Pondering it over some more, I'm thinking the problems with the normal "endgame content" can pretty much be brought back into two:
- No more rewards. The usual structure for RPG games is that overcoming challenges rewards you with means of making your character stronger. Once your character is maxed out, this structure breaks down. Thus, engame content needs to come up with new kinds of rewards. Unique titles, novelty items, your name on a statue, the satisfaction of knowing you made a difference, etc. etc.
(Note: In a lot of MMOs, like WoW, once you reach max level you can continue to get stronger by gathering better equipment. Thus this is IMO not 'endgame', but just a 'second stage' of the grinding. You're still improving your character, only by getting equipment instead of levels now. Which brings me to the second point:
- Splits the game into "before" and "after". If the endgame content is something that's pointless to participate in until you're max level, you basicly create two different games: one for the max-level players and one for the not-max-level players. This has the very real danger of the first part (the grind to max level) becoming just a boring and pointless means to the end of reaching the endgame content. Best example here are the WoW players that tell me the game doesn't really start until you're level 70. (Now 80, I guess.) Apparently, for them the grind through the levels is just an obstacle to get to the fun part. While ideally, the grind through the levels should be the fun part, otherwise why even have it in the game? Thus, endgame content needs to be open to all levels. Ofcourse, a level 250 player should still have an appropriate advantage over a level 200 player, otherwise we're still making the leveling part pointless.
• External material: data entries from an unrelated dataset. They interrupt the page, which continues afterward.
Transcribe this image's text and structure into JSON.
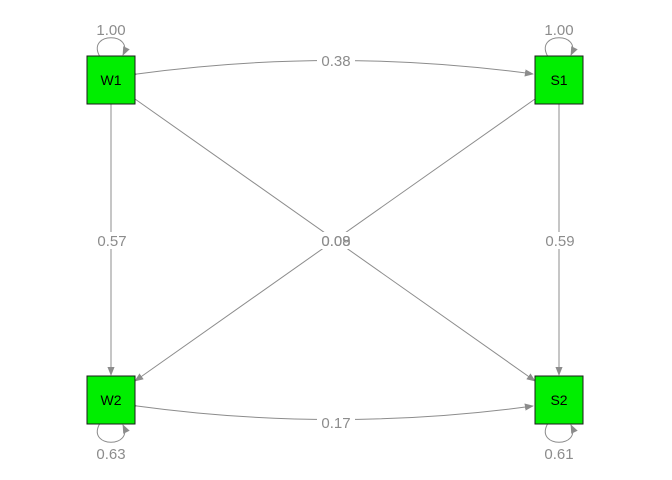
{
  "colors": {
    "node_fill": "#00ee00",
    "edge": "#8c8c8c",
    "node_border": "#1a1a1a",
    "label": "#8c8c8c"
  },
  "nodes": [
    {
      "id": "W1",
      "label": "W1"
    },
    {
      "id": "S1",
      "label": "S1"
    },
    {
      "id": "W2",
      "label": "W2"
    },
    {
      "id": "S2",
      "label": "S2"
    }
  ],
  "paths": [
    {
      "from": "W1",
      "to": "W2",
      "label": "0.57",
      "type": "directed"
    },
    {
      "from": "S1",
      "to": "S2",
      "label": "0.59",
      "type": "directed"
    },
    {
      "from": "W1",
      "to": "S2",
      "label": "0.09",
      "type": "directed"
    },
    {
      "from": "S1",
      "to": "W2",
      "label": "0.08",
      "type": "directed"
    },
    {
      "from": "W1",
      "to": "S1",
      "label": "0.38",
      "type": "covariance"
    },
    {
      "from": "W2",
      "to": "S2",
      "label": "0.17",
      "type": "covariance"
    }
  ],
  "variances": [
    {
      "node": "W1",
      "label": "1.00"
    },
    {
      "node": "S1",
      "label": "1.00"
    },
    {
      "node": "W2",
      "label": "0.63"
    },
    {
      "node": "S2",
      "label": "0.61"
    }
  ]
}
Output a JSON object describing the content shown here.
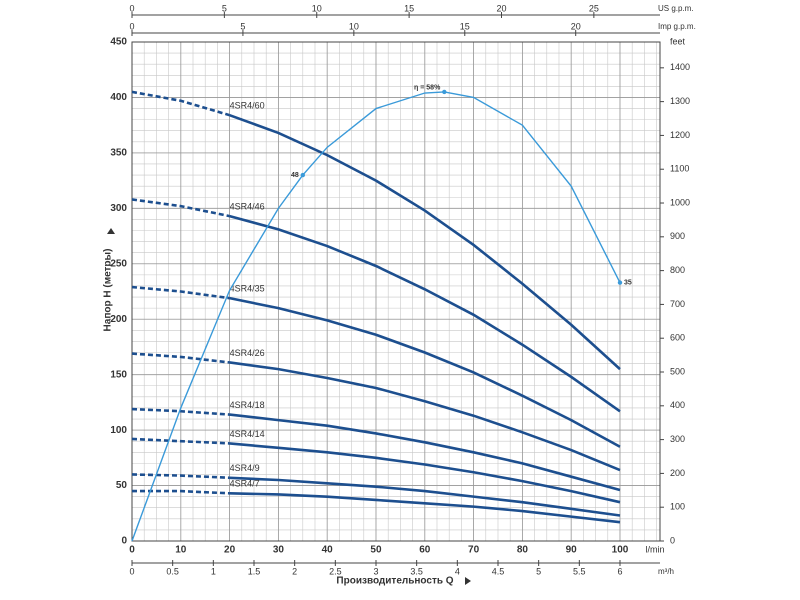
{
  "chart_data": {
    "type": "line",
    "y_label": "Напор H (метры)",
    "x_label": "Производительность Q",
    "x_unit": "l/min",
    "y2_unit": "feet",
    "xlim": [
      0,
      108.2
    ],
    "xticks": [
      0,
      10,
      20,
      30,
      40,
      50,
      60,
      70,
      80,
      90,
      100
    ],
    "ylim": [
      0,
      450
    ],
    "yticks": [
      0,
      50,
      100,
      150,
      200,
      250,
      300,
      350,
      400,
      450
    ],
    "y2lim": [
      0,
      1476.4
    ],
    "y2ticks": [
      0,
      100,
      200,
      300,
      400,
      500,
      600,
      700,
      800,
      900,
      1000,
      1100,
      1200,
      1300,
      1400
    ],
    "secondary_x_axes": [
      {
        "unit": "m³/h",
        "lim": [
          0,
          6.492
        ],
        "ticks": [
          0,
          0.5,
          1,
          1.5,
          2,
          2.5,
          3,
          3.5,
          4,
          4.5,
          5,
          5.5,
          6
        ],
        "position": "bottom"
      },
      {
        "unit": "US g.p.m.",
        "lim": [
          0,
          28.58
        ],
        "ticks": [
          0,
          5,
          10,
          15,
          20,
          25
        ],
        "position": "top"
      },
      {
        "unit": "Imp g.p.m.",
        "lim": [
          0,
          23.8
        ],
        "ticks": [
          0,
          5,
          10,
          15,
          20
        ],
        "position": "top"
      }
    ],
    "grid": true,
    "grid_step_x": 2.5,
    "grid_step_y": 10,
    "dash_until_x": 20,
    "x": [
      0,
      10,
      20,
      30,
      40,
      50,
      60,
      70,
      80,
      90,
      100
    ],
    "series": [
      {
        "name": "4SR4/60",
        "color": "#1d4f8f",
        "values": [
          405,
          397,
          384,
          368,
          348,
          325,
          298,
          267,
          232,
          195,
          155
        ]
      },
      {
        "name": "4SR4/46",
        "color": "#1d4f8f",
        "values": [
          308,
          302,
          293,
          281,
          266,
          248,
          227,
          204,
          177,
          148,
          117
        ]
      },
      {
        "name": "4SR4/35",
        "color": "#1d4f8f",
        "values": [
          229,
          225,
          219,
          210,
          199,
          186,
          170,
          152,
          131,
          109,
          85
        ]
      },
      {
        "name": "4SR4/26",
        "color": "#1d4f8f",
        "values": [
          169,
          166,
          161,
          155,
          147,
          138,
          126,
          113,
          98,
          82,
          64
        ]
      },
      {
        "name": "4SR4/18",
        "color": "#1d4f8f",
        "values": [
          119,
          117,
          114,
          109,
          104,
          97,
          89,
          80,
          70,
          58,
          46
        ]
      },
      {
        "name": "4SR4/14",
        "color": "#1d4f8f",
        "values": [
          92,
          90,
          88,
          84,
          80,
          75,
          69,
          62,
          54,
          45,
          35
        ]
      },
      {
        "name": "4SR4/9",
        "color": "#1d4f8f",
        "values": [
          60,
          59,
          57,
          55,
          52,
          49,
          45,
          40,
          35,
          29,
          23
        ]
      },
      {
        "name": "4SR4/7",
        "color": "#1d4f8f",
        "values": [
          45,
          45,
          43,
          42,
          40,
          37,
          34,
          31,
          27,
          22,
          17
        ]
      }
    ],
    "efficiency_curve": {
      "color": "#3a9ad9",
      "x": [
        0,
        10,
        20,
        30,
        35,
        40,
        50,
        60,
        64,
        70,
        80,
        90,
        100
      ],
      "values": [
        0,
        120,
        226,
        300,
        330,
        355,
        390,
        404,
        405,
        400,
        375,
        320,
        233
      ]
    },
    "annotations": [
      {
        "text": "η = 58%",
        "x": 64,
        "y": 405
      },
      {
        "text": "48",
        "x": 35,
        "y": 330
      },
      {
        "text": "35",
        "x": 100,
        "y": 233
      }
    ]
  }
}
iceaxe68 wrote:Get the story moving so we are focused on what is happening and how we can contribute or affect it
Now, as for the 'events that can change the world', I've been thinking about how to implement those in practice and came to the following:
The events that progressed the story that we've had so far had two major flaws. Firstly, they only lasted for a few hours, maybe a day, or rarely a week, and then they were over. During the templebuilding event, everyone was digging or fighting in the Old Lands. During the Halloween invasion week, everyone was killing invasion kitin. Everybody's contributing to what's happening as long as the event lasts, but that's only a week or two, and after it's over there's several months of pointlessness again until the next such event. And secondly, our actions during those events didn't actually accomplish anything beyond the personal rewards we got. The temples would've been built at the end of the event anyway, and the kitin would've disappeared after the Halloween week anyway, no matter what we'd done. There's no real incentive to 'change the world'.
So I'd propose another way of moving the story forward. (To complement those events as above, not to replace them.) Set us a task, and don't move the story forward until it's completed. No matter how long it takes, no matter who completes it, the change in the world doesn't happen until it's completed. No time limit after which the devs do it for us, no making it easier if we don't succeed in a week - Any of that just totally nullifies the feeling that
we are actually changing the world.
In it's simplest format, this would look something like: "A new tunnel between Zoraï and Fyros lands will be built once 10 million pieces of soil have been dug out." Or a new boss could be placed somewhere, guarded by hundreds of superminions that are impossible to seperate from it, but as soon as the boss is killed (just once) it disappears forever and affects some change in the world. A choice element could be incorporated by setting two related goals and whichever is completed first is the only one that takes effect. For example, I think a good concept for the first such task would be: "As soon as the whole server gathers X pieces of this special wood, and crafts Y construction elements out of it, a new outpost will be made active. The players get to choose which outpost by choosing where to turn in their materials."
A lot of fluff can be added to these to make them more fun, and the more the better ofcourse.
But in essence they can be as simple as "gather/kill/craft X of Y amongst the whole server to built a guard tower here". The real importance is that the guard tower then actually
stays there and
does something afterwards, but not until we've completed the task.
It's okay if these things take months to complete - The goal isn't to give us something to do 24/7 for the week that it lasts, like the bigger events, but to give us some way we can contribute to advancing the story at any time we feel like doing something else than leveling. Ideally we'd have about a dozen of these goals 'open' at any time, with new ones being implemented as old ones are completed, so players can choose which one they'd like to work on. Would you like to help build that new Tryker town, or that new Fyros bridge, or to clear that canyon of cuttlers, or to push the Goo back from that ridge, or... etc. etc.
This got a bit longer than I intended, sorry, but I wanted to cover my bases.